Não é todo dia que dá pra ligar no jornalismo da Globo e esperar conteúdo com algum grau de isenção, mas o Mais Você desta segunda-feira (23) conseguiu atingir esse objetivo ao falar da Reforma da Previdência. A apresentadora Cissa Guimarães abre o programa de variedades indagando o que todo brasileiro tem se indagado: “Será que vamos conseguir nos aposentar algum dia depois da reforma?”
Ela convidou a advogada previdenciária Marta Gueller para tratar do tema. A discussão com Gueller pode ser assistida na íntegra pelo site da Globo. A introdução didática para o tema, com um resumo das mudanças que o governo Temer propõe para o setor, também está disponível.
O quadro de 15 minutos se dispõe a sanar dúvidas do público sobre as mudanças nas regras da aposentadoria, incluindo o já clássico “Nós vamos conseguir aposentar ou morrer trabalhando?”. O que existe no pano de fundo, porém, é um equilíbrio entre o jornalismo chapa-branca da Globo, que passivamente reproduz as justificativas do governo, e a tentativa da especialista de expor as falhas na lógica governista.
Chega a ser desconfortável: enquanto o narrador da introdução declara que “sem a reforma, todo o orçamento da União será utilizado para pagar o salário dos servidores públicos e aposentados”, Gueller fala no “exagero” que a questão do déficit enfrenta.
Há outras loucuras salpicadas pela intervenção da equipe do Mais Você. Em determinado momento, o narrador chega a mencionar que, com a proposta de Temer, “serão economizados 740 bilhões de reais em 10 anos” – algo que, sem palavras bonitas, significa menos R$ 740 bilhões em transferência de renda para os aposentados, uma das categorias mais ameaçadas pela miséria.
Pouco depois, o mesmo repórter afirma que o orçamento da Previdência Social poderia superar o faturamento da União em apenas 7 anos. É um delírio sem paralelos, especialmente quando os números indicam que é justamente o governo que vem tirando dinheiro da Previdência através da DRU.
A Globo quer te convencer que há déficit na Previdência, mas ele não existe
A presença de Gueller faz o contraponto à vassalagem da Globo ao introduzir a mínima sensatez. “A Previdência é um setor que sempre vai passar por reformas. O problema é a forma como isso está sendo realizado.
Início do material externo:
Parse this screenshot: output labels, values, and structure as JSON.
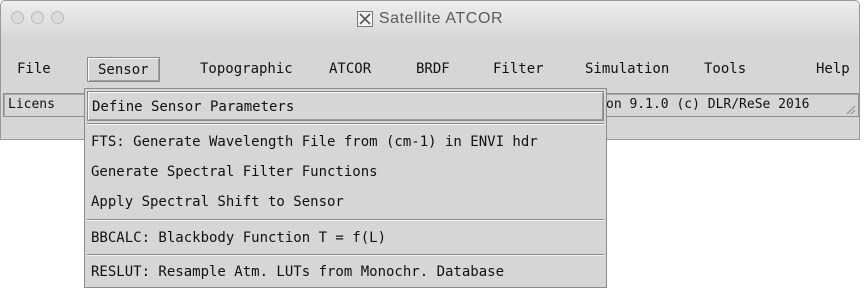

Passa-se a ideia de que a Previdência Social não tem dinheiro, e isso tira a credibilidade da Previdência. Essa questão do furo, do rombo, é um pouco exagerada”, argumenta a advogada, falando sobre a narrativa do déficit. “As pessoas não têm que pensar na Previdência como um regime de capitalização, não é assim. Na verdade, é um regime de solidariedade, em que vários tributos do nosso sistema passam a compor o caixa social. Quem vai pagar essa conta são os trabalhadores, sempre”, explica.
Gueller sabe do que fala. O orçamento da Previdência existe dentro da Seguridade Social, que integra aposentadorias, saúde pública e programas sociais em um só cálculo. Como explicou a professora de Economia da Universidade Federal do Rio de Janeiro (UFRJ), Denise Gentil, esse cálculo conjunto foi positivo em quase todos os anos recentes, chegando a R$76,2 bilhões de superávit em 2013.
O que ocorre é que o Governo Federal retira dezenas de bilhões de reais dos cofres da Previdência para cobrir outras despesas, gerando o tal “rombo da Previdência”. Segundo a Associação Nacional dos Auditores Fiscais da Receita Federal do Brasil (ANFIP), quando são contabilizadas as contribuições obrigatórias do governo, essa falsa dívida desaparece.
“É estranho ver uma proposta que parte do governo e que não muda um vírgula na Câmara dos Deputados. Vai ser mais esquisito ainda se também no Senado ninguém mudar nada”, diz a especialista, preocupada. “Se a gente vai ter que fazer uma reforma, ok, mas queremos discutir, queremos participar, queremos tratamento igual”.
Considerando o aceno gelado que Michel Temer fez para os representantes da sociedade civil nesta área, esta é uma via cada vez mais improvável.